— Cela est bien, dit-elle, et je suis contente de vous. Je n’ai relevé qu’une légère faute.
Et elle ajouta, toujours en souriant, que pour le chercheur d’aventures que j’étais, j’avais de bonnes dispositions au travail de cabinet, et que, peut-être, je ne me connaissais point moi-même.
Je répondis que l’honneur de lui pouvoir être utile avait seul déterminé mon zèle, mais que j’étais loin de renoncer à l’espoir de conquérir son estime en donnant à mes ambitions un vaste champ.
— Convenez, dit-elle en hochant la tête (mais elle sait donner du charme à une sorte de raillerie) que cette époque ne se prête point facilement aux coups d’éclat.
— Il se peut que le sort ne m’ait pas encore favorisé, mais ie n’en suis que plus décidé à saisir l’occasion qu’il me pourra offrir. Vous le verrez, Mademoiselle.
— Nous verrons donc ! fit-elle gaiement. Quoi qu’il en soit, vous avez bien gagné quelque repos.
Elle sonna, s’inquiéta de son père, on lui dit qu’il dormait paisiblement, et elle fit servir quelques rafraîchissements.

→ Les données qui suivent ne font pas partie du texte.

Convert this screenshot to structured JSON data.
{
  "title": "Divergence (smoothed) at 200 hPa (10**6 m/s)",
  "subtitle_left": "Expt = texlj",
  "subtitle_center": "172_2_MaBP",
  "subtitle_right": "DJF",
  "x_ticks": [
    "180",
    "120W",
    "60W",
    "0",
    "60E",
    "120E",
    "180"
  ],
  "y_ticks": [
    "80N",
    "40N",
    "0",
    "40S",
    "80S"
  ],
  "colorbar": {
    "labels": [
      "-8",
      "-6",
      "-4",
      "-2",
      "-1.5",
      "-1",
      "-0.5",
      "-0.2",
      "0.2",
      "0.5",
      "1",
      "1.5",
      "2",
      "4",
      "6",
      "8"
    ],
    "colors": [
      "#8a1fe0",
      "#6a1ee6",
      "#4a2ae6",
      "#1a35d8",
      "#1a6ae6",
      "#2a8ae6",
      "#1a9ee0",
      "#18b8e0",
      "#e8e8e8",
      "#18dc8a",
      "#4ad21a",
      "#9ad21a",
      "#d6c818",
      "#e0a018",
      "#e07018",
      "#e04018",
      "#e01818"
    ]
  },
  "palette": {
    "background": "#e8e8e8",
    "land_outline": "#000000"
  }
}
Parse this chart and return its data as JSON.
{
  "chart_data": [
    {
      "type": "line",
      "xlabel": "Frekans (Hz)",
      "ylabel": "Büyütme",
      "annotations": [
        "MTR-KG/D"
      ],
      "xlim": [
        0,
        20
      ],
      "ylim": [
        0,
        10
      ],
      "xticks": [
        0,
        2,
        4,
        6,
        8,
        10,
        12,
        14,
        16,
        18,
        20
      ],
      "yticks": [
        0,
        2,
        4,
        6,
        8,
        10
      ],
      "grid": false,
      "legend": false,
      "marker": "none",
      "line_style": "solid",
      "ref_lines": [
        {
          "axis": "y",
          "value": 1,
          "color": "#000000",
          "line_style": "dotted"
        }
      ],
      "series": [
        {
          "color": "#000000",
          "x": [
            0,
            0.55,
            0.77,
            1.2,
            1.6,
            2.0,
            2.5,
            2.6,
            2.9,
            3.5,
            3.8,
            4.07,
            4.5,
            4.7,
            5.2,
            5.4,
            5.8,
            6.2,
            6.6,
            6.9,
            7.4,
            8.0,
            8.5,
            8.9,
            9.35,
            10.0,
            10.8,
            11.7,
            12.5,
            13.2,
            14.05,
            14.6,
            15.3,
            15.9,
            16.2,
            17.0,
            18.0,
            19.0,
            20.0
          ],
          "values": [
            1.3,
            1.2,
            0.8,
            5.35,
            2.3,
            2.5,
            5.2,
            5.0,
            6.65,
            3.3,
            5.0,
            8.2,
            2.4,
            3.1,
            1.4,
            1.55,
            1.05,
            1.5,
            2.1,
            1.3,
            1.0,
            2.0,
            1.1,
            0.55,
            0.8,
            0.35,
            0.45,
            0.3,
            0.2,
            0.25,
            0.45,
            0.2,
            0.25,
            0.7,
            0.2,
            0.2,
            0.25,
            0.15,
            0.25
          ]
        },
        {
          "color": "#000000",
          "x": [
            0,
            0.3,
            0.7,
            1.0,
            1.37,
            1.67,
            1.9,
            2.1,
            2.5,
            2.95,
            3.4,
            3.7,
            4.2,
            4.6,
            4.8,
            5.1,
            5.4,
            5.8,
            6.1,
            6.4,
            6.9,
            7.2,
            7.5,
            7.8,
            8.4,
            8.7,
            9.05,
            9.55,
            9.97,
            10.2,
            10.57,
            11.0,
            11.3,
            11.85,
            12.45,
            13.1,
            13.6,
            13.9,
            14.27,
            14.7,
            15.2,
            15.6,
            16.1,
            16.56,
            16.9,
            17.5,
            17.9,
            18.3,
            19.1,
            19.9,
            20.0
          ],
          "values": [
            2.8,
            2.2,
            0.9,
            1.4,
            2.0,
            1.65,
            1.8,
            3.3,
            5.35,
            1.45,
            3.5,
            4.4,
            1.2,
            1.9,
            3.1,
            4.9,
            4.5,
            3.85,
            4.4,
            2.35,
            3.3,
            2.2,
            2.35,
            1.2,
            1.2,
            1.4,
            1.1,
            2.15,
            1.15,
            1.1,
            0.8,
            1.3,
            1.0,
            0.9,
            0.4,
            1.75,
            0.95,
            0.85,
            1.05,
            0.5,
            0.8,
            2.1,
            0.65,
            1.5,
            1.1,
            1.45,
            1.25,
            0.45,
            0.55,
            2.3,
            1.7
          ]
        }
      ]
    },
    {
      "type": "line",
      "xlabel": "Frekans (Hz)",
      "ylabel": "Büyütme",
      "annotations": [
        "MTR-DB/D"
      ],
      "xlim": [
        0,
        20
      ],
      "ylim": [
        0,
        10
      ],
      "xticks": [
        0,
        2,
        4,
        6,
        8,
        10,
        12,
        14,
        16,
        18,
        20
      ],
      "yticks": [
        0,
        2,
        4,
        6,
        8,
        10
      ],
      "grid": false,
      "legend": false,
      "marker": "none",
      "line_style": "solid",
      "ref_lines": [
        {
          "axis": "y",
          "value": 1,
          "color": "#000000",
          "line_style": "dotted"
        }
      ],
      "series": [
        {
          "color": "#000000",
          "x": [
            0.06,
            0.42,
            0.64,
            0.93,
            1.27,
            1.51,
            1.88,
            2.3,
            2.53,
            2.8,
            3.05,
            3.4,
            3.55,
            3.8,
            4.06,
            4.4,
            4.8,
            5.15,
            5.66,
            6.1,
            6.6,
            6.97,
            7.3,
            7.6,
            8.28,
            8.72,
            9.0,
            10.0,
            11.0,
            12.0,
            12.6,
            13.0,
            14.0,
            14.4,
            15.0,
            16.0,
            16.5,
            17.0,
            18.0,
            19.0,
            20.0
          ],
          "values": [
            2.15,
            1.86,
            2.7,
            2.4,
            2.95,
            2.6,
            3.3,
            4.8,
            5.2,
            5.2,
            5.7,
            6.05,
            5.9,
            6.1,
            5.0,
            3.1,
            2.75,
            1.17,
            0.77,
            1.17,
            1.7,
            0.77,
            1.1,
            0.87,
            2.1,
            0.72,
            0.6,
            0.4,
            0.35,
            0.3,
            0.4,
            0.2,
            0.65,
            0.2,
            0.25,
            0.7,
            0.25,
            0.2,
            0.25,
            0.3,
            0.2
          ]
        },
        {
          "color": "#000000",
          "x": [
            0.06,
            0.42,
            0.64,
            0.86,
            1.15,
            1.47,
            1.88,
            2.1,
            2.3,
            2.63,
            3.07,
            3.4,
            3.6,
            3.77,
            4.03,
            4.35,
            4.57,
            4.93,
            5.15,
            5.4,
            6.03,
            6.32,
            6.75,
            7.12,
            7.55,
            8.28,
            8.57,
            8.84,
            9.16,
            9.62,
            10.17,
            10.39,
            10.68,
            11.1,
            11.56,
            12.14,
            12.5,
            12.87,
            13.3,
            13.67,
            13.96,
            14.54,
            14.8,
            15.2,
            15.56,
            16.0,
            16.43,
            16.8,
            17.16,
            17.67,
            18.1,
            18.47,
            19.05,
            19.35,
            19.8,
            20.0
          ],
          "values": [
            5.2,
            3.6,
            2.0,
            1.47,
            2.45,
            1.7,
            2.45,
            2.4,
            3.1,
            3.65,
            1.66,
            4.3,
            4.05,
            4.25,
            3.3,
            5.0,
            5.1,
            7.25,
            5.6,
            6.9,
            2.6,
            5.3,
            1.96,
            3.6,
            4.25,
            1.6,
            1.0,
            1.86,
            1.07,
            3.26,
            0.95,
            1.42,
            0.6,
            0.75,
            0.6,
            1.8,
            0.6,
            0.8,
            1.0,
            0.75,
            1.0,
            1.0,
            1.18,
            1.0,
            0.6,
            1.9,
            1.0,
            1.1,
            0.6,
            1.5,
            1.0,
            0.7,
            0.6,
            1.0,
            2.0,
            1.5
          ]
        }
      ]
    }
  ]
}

Dans cet instant, je me reprochai quelque mollesse, mais je ne pouvais point ne pas goûter le calme de cette petite salle où nous nous trouvions, le bien-être tranquille qu’elle respirait, avec ses hautes fenêtres donnant sur un jardin, sa décoration d’un goût sobre, mais où tout flatte les yeux, la commodité loin de tout bruit. J’eusse sans doute moins apprécié ce calme, au demeurant, sans la présence de Mlle Angélique et sans la conversation enjouée, pleine cependant de réflexions judicieuses, qu’elle voulait bien tenir avec moi. Sans les bienséances, je me fusse attardé volontiers en cet entretien. En prenant congé d’elle, je lui dis ma confusion de ne lui avoir pas prêté, puisqu’elle avait la bonté de m’employer, une assistance plus efficace. Elle me répondit que cela était fort bien pour un essai, et qu’elle ne manquerait pas d’instruire M. Sellon de ma bonne volonté et même, ajouta-t-elle avec ce mélange, qui lui appartient en propre de nargue gracieuse et d’indulgence, des talents que je ne soupçonnais point.
Je sortis encore sous le charme. Mais je me reprends, Monsieur, et il s’agit bien, pour moi, de m’endormir dans cette placidité. J’ai d’autres buts. Je vous dirai pourtant une particularité qui atteste ce que peut une contention d’esprit dans le désir de ne point paraître tout à fait sot aux yeux d’une belle personne. Je trouvai, en rentrant, la note de mon logeur. J’en voulus contrôler l’exactitude, et, bien qu’il n’y eût à s’assurer que de chiffres modestes, alors que j’en maniais, tout à l’heure, qui étaient faits pour m’effrayer, je ne pus parvenir à une juste solution.